The anemic figures represent the tail end of a six-decade deceleration of electricity demand. The rate peaked in the 1950s, at 9.8 percent a year, during a period of supercharged industrial growth and home construction.
Customers’ plans reflect a secular shift. Nine out of 10 businesses and 70 percent of consumers have set specific goals to lower their electricity costs, according to a recent study by the Deloitte Center for Energy Solutions with the Harrison Group, a research services firm. Nearly a third of companies polled have goals to self-generate electricity, whether through solar panels, reuse of wasted heat or other methods.
Utilities are adjusting to the new reality. With customers tapering their electricity use, Consolidated Edison is deferring the installation of transformers and other costly capital equipment in New York, said Rebecca Craft, the company’s director of energy efficiency and demand management. Con Ed trimmed its outlook for how much the city’s appetite for power will grow in the coming decade to 1 percent a year, from 1.7 percent.
“Practically every utility today is thinking about flattened growth of demand for energy,” said Gregory E. Aliff, a vice chairman of energy and resources at Deloitte.
“In the last wave of utility mergers, it was more offensive — companies were seeking growth,” he said. “Today is different: the industry is more on the defensive. Companies face a question of how to grow, and consolidation is a way to grow earnings.”
New environmental regulations are only heightening the growth challenge. The industry faces potentially sizable bills to meet a raft of air pollution rules being pushed by the White House.
Utilities with a big reliance on coal face the steepest emissions penalties. American Electric Power, which derives about 85 percent of its power from coal, recently estimated the new rules could cost $6 billion to $8 billion in coming years. The money would pay for adding filters to power plant smokestacks, closing coal-fired generators and switching to lower-emission natural gas generators.
Some merger-minded utilities are shedding assets to lower their exposure to such rules. As part of its $7.9 billion deal to buy Constellation Energy, Exelon plans to sell a batch of coal-fired plants. While coal fuels 12 percent of their current generation, the companies aim to halve that share after the merger.
A.E.P., Duke and Exelon declined to comment.
Unlike in previous periods of consolidation, regulators seem more willing to approve deals, given the sluggish economy and job market. Previously, the process could drag on for years, but recent mergers have been moving along more quickly.

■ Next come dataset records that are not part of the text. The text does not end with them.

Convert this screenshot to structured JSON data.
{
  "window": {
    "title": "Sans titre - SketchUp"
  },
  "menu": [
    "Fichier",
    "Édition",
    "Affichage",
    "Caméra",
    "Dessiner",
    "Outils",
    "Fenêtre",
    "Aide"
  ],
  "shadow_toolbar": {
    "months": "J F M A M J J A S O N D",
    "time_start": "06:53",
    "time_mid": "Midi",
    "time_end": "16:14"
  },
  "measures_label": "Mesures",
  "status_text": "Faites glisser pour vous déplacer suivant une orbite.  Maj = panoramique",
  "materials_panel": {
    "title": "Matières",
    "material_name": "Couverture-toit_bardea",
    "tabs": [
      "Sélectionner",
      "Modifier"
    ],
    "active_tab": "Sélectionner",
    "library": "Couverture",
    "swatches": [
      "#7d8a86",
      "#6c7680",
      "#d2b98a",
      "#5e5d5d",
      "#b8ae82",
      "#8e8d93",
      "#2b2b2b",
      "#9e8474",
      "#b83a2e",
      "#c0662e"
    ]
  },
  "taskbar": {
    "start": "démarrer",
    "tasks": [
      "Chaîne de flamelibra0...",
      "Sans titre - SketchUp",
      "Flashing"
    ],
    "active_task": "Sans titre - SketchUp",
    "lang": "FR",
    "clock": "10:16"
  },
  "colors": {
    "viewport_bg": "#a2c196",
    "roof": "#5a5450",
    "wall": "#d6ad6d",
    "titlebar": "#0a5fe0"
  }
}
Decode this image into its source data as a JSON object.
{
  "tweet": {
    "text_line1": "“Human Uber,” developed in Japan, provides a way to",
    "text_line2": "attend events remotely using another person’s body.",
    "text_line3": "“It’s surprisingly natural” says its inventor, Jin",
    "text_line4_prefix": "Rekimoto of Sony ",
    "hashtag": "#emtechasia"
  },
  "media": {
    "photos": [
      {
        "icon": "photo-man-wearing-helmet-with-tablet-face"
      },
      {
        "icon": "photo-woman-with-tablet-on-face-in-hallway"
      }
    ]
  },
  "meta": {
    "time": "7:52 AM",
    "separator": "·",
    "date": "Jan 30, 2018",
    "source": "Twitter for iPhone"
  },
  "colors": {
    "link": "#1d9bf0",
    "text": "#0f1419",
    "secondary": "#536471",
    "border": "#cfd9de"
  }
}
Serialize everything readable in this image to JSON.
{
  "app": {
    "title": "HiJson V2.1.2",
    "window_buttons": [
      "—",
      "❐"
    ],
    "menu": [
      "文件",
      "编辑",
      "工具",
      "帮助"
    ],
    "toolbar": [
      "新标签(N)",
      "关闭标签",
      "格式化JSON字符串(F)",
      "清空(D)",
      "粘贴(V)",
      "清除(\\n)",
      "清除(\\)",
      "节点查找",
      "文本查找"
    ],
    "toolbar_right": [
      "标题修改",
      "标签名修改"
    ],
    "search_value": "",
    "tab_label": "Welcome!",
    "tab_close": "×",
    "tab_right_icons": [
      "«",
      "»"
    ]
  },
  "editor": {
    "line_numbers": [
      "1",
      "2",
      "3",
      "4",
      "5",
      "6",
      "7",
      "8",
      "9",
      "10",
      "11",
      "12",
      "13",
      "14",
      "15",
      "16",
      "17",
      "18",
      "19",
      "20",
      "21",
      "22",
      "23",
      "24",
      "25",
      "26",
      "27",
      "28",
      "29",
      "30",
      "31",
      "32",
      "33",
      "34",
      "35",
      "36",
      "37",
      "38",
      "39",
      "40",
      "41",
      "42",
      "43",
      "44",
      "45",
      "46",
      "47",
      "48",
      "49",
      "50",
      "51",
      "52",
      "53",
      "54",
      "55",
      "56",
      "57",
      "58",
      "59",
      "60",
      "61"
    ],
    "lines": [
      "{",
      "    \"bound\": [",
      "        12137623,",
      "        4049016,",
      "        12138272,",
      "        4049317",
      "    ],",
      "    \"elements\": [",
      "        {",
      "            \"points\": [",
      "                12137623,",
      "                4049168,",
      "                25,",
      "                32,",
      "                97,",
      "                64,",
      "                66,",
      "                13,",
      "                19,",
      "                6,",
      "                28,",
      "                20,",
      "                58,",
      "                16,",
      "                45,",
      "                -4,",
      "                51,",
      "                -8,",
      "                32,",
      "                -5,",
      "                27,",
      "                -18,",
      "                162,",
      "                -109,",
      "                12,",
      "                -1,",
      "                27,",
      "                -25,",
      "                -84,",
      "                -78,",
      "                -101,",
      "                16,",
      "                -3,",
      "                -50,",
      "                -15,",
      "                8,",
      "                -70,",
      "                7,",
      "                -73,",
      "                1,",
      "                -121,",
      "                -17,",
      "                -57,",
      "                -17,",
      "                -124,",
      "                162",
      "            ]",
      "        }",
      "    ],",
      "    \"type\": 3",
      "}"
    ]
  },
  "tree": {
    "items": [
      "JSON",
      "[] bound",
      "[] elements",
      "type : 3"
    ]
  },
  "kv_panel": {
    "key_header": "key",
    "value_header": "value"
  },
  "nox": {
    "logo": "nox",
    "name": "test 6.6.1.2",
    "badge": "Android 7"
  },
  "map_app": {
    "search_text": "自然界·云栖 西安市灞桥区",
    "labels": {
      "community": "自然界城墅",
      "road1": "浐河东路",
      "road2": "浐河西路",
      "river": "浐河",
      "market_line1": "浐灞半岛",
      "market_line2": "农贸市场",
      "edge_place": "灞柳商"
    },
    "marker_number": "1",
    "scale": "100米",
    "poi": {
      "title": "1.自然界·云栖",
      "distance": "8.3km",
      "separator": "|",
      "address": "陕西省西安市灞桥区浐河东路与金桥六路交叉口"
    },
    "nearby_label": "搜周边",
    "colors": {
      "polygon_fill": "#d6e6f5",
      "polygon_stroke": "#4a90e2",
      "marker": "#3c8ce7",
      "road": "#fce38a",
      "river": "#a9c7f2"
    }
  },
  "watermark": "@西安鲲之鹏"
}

This month Connecticut regulators effectively approved Northeast Utilities’ tie-up with NStar, despite opposition from the state’s attorney general. When the $6.9 billion deal including debt was announced last October, the companies pledged that “no broad-based, corporatewide layoffs or early retirements are planned.”
Said Mr. Shipman of S.&P., “In most of these deals, executives have been careful to emphasize that jobs will be spared, rather than cut.”